Columbia proposes plan to slash teaching and research labor force, neglecting core missions
SWC seeks to unite with constituents on campus to fight against unwarranted austerity that harms university’s core missions.
February 1, 2025 – Columbia University proposes cutting incoming PhD cohorts in the Graduate School of Arts and Sciences by up to 65%, according to faculty sources. Columbia University’s austerity measure furthers its ongoing divestment from its educational mission to maximize revenue from fossil fuels, military weapons, and Columbia’s real estate empire.
Student workers are critical to teaching and research at the University. They serve as preceptors of Core Curriculum classes, which the university advertises as the “defining element of a Columbia College education”; as teaching assistants, offering students much needed individual attention given Columbia’s large class sizes; and as members of research teams making cutting edge discoveries. With up to 65% fewer graduate student workers, undergraduates will be stuck in larger classes and receive less feedback. The University will suffer a marked decrease in research output.
There is no financial need for funding cuts. The endowment has grown from $13.6 billion in 2023 to $14.9 billion at the close of 2024. In terms of operating activities, it reported nearly $305 million in net cash flow in the past fiscal year alone. Executive salaries at Columbia have likewise skyrocketed. According to the latest available data, former President Lee Bollinger earned $3,865,304 in total compensation in 2021, gaining a 61% pay bump during the first year of the COVID pandemic.

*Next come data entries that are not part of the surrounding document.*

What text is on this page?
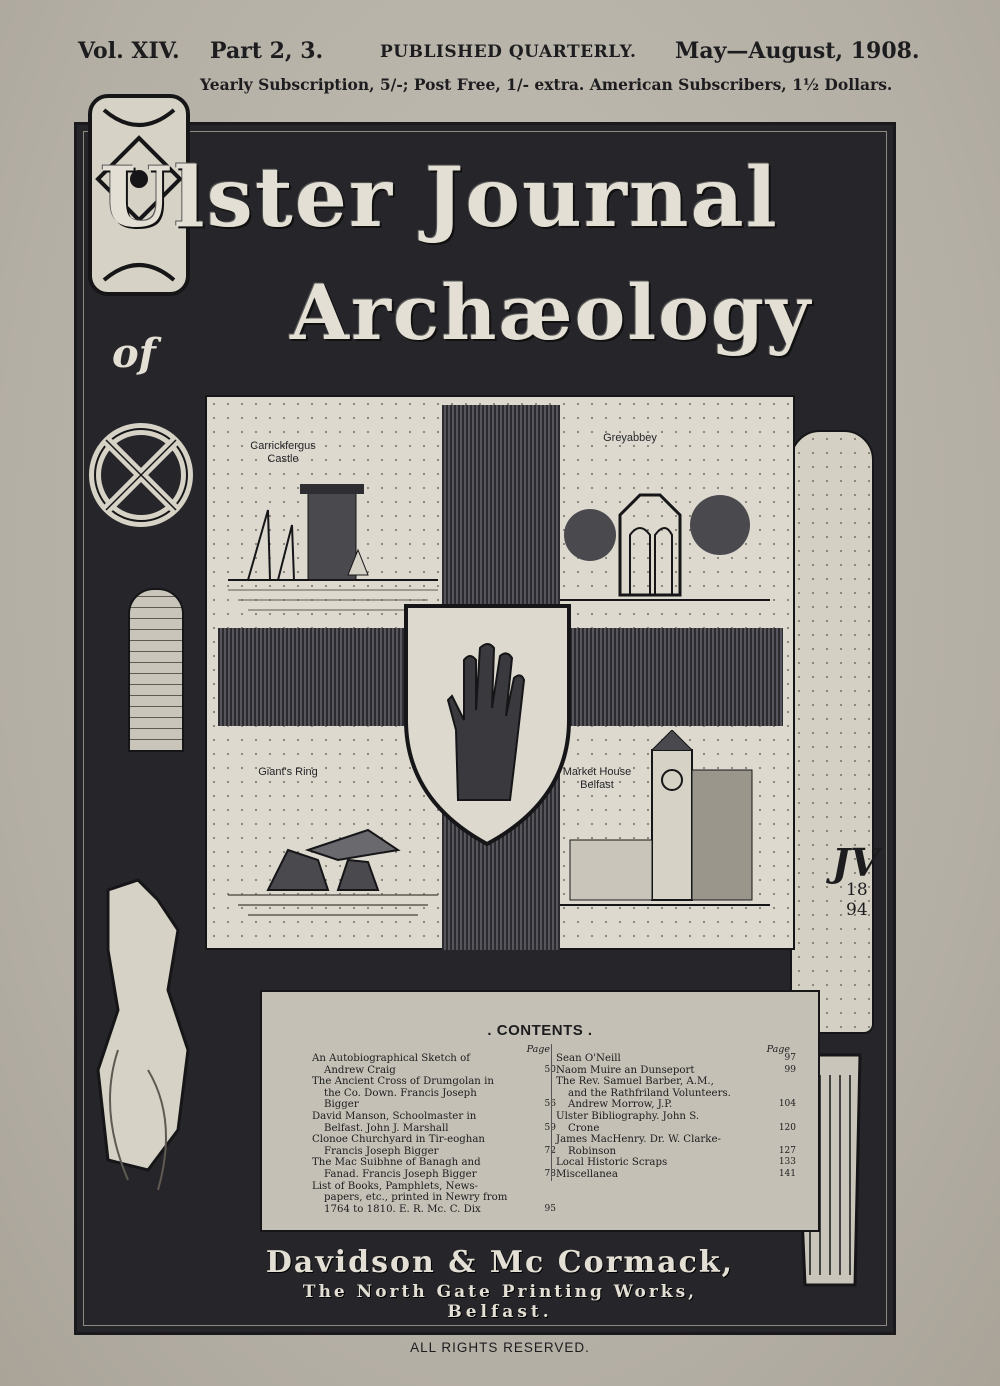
Vol. XIV. Part 2, 3.	PUBLISHED QUARTERLY. May—August, 1908.
Yearly Subscription, 5/-; Post Free, 1/- extra. American Subscribers, 1½ Dollars.
Ulster Journal
of Archæology
Carrickfergus
Castle
Greyabbey
Giant's Ring	Market House
Belfast
JV
18
94
. CONTENTS .
Page
An Autobiographical Sketch of
Andrew Craig	50
The Ancient Cross of Drumgolan in
the Co. Down. Francis Joseph
Bigger	56
David Manson, Schoolmaster in
Belfast. John J. Marshall	59
Clonoe Churchyard in Tir-eoghan
Francis Joseph Bigger	72
The Mac Suibhne of Banagh and
Fanad. Francis Joseph Bigger	78
List of Books, Pamphlets, News-
papers, etc., printed in Newry from
1764 to 1810. E. R. Mc. C. Dix	95
Page
Sean O'Neill	97
Naom Muire an Dunseport	99
The Rev. Samuel Barber, A.M.,
and the Rathfriland Volunteers.
Andrew Morrow, J.P.	104
Ulster Bibliography. John S.
Crone	120
James MacHenry. Dr. W. Clarke-
Robinson	127
Local Historic Scraps	133
Miscellanea	141
Davidson & Mc Cormack,
The North Gate Printing Works,
Belfast.
ALL RIGHTS RESERVED.
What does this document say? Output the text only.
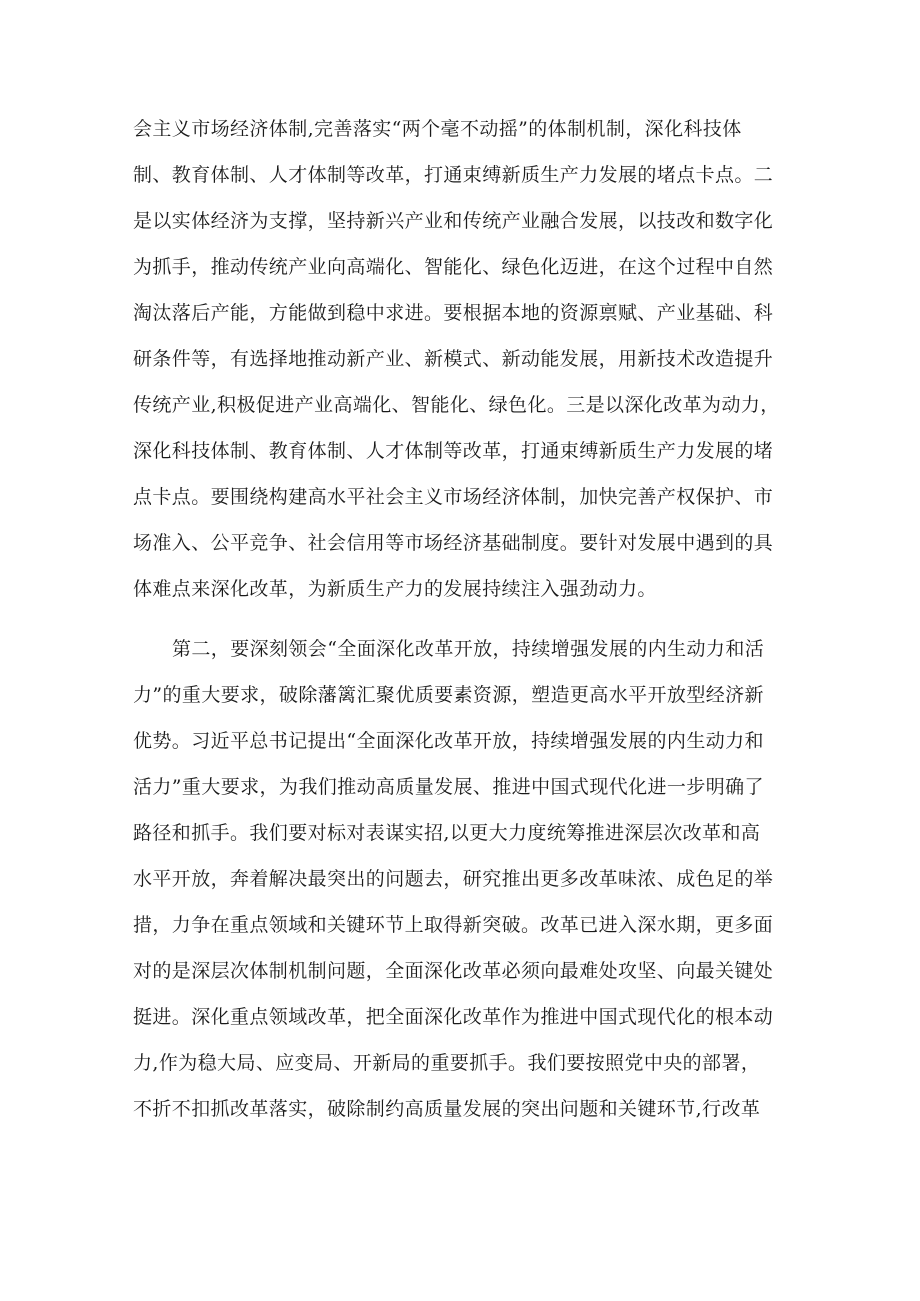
会主义市场经济体制,完善落实“两个毫不动摇”的体制机制，深化科技体
制、教育体制、人才体制等改革，打通束缚新质生产力发展的堵点卡点。二
是以实体经济为支撑，坚持新兴产业和传统产业融合发展，以技改和数字化
为抓手，推动传统产业向高端化、智能化、绿色化迈进，在这个过程中自然
淘汰落后产能，方能做到稳中求进。要根据本地的资源禀赋、产业基础、科
研条件等，有选择地推动新产业、新模式、新动能发展，用新技术改造提升
传统产业,积极促进产业高端化、智能化、绿色化。三是以深化改革为动力，
深化科技体制、教育体制、人才体制等改革，打通束缚新质生产力发展的堵
点卡点。要围绕构建高水平社会主义市场经济体制，加快完善产权保护、市
场准入、公平竞争、社会信用等市场经济基础制度。要针对发展中遇到的具
体难点来深化改革，为新质生产力的发展持续注入强劲动力。
第二，要深刻领会“全面深化改革开放，持续增强发展的内生动力和活
力”的重大要求，破除藩篱汇聚优质要素资源，塑造更高水平开放型经济新
优势。习近平总书记提出“全面深化改革开放，持续增强发展的内生动力和
活力”重大要求，为我们推动高质量发展、推进中国式现代化进一步明确了
路径和抓手。我们要对标对表谋实招,以更大力度统筹推进深层次改革和高
水平开放，奔着解决最突出的问题去，研究推出更多改革味浓、成色足的举
措，力争在重点领域和关键环节上取得新突破。改革已进入深水期，更多面
对的是深层次体制机制问题，全面深化改革必须向最难处攻坚、向最关键处
挺进。深化重点领域改革，把全面深化改革作为推进中国式现代化的根本动
力,作为稳大局、应变局、开新局的重要抓手。我们要按照党中央的部署，
不折不扣抓改革落实，破除制约高质量发展的突出问题和关键环节,行改革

PhD workers of Columbia, on the other hand, gained 3% yearly increases in salary between 2021 and 2024. A fourth of the aforementioned 2024 surplus of $305 million would be enough to support an additional 1,000 PhD workers at living-wage level. The University has the ability to truly commit to its avowed values by paying its workers a living wage and expanding, not retrenching, the educational and research workforce.
“The university’s entire investment strategy is itself a choice—and a recent invention—geared not towards caring for the university environment, but towards maximizing the growth of the endowment,” says Dylan Felt, 2nd year PhD researcher at Columbia University Irving Medical Center.
The timing has caused workers to speculate that the cuts are a part of a coordinated union busting effort, as they come amidst negotiations for a new contract. Undermining the union will not only help the University hoard wealth, but also ingratiate itself with the Trump administration. Within days of taking office, Trump severely undermined federal protection for organized labor by firing key officials of the National Labor Relations Board. He has also repeatedly called for repression of campus activism in support of both diversity initiatives and Palestinian liberation.
After the release of Columbia’s plan to cut PhD programs, intense pushback has caused the administration to change course rhetorically. In a January 30th email to the faculty, Provost Angela Olinto vaguely states that the administration will “increase the cohort incoming in fall 2026 to the extent possible.” Columbia’s backpedaling proves that protests against the administration’s unilateral decision-making is effective, but concerned constituents must keep up the pressure to hold top executives accountable.
SWC will continue to fight against the university’s neglect of its core responsibilities. Our goal is to revitalize Columbia University as a hub for teaching and research, as well as a good neighbor to the Harlem community. During our upcoming negotiation for a new labor contract, we will demand fair compensation and shared governance. We invite students, staff, adjuncts, faculty, and all concerned individuals to join us in organizing.
*Correction: An earlier version of the press release misquoted Provost Olinto’s email. She wrote that the administration will “increase the cohort incoming in fall 2026 to the extent possible,” not fall 2025. We regret the mistake and apologize for the inconvenience.